Une ouverture maîtrisée est d'abord une ouverture avec un périmètre respectueux de nos objectifs d'ordre public et d'ordre social. Trois catégories de jeux sont concernées : les paris sportifs, les paris hippiques et le poker. Ils correspondent à la fois aux types de jeu et aux paris sur lesquels se concentre aujourd'hui l'essentiel de la demande des joueurs sur internet, et pour lesquels les risques d'addiction sont les plus faibles.

Les paris sportifs seront autorisés, sous la forme du pari mutuel ou du pari à cote – pari qui permet à l'opérateur de jeux de parier contre le joueur. Je l'ai dit, nous voulons assécher l'offre illégale. Or cette dernière forme de pari, qui existe en France et dans tous les pays d'Europe depuis 2001, représente aujourd'hui l'essentiel du marché.

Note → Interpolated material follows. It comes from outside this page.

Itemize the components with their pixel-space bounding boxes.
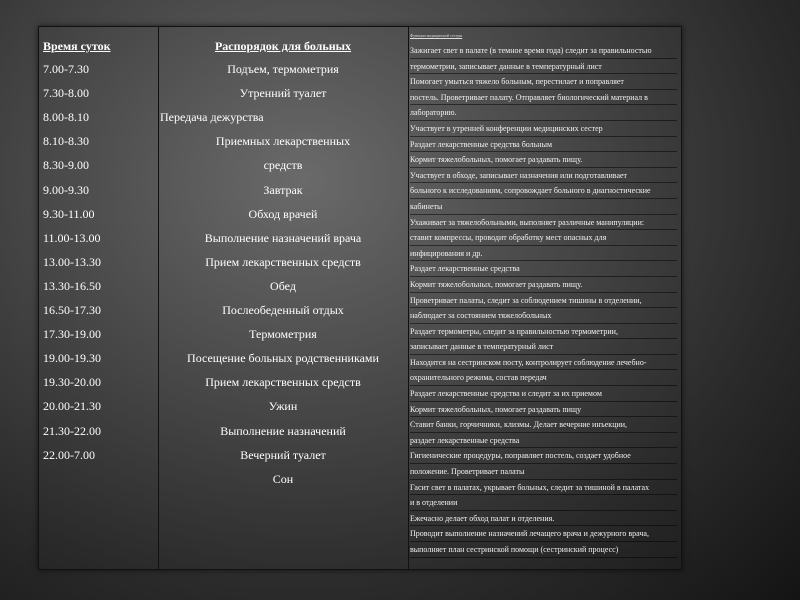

Nous devons donc ouvrir les paris à cote, mais cette ouverture doit, elle aussi, être encadrée pour prévenir tout excès et tout conflit d'intérêts. Ainsi, les sportifs ne pourront pas parier sur les événements auxquels ils participent, et les paris ne seront autorisés qu'après qu'aura été recueilli l'avis des fédérations sportives concernées sur les catégories d'épreuves à retenir et sur les types de résultats pertinents comme supports de paris – elles sont les plus compétentes en la matière. Nous savons que tout type de pari, notamment le pari à cote, comporte des risques, en particulier des risques de fraude. Mais notre texte prévoit des dispositifs pour répondre à chacun de ces risques.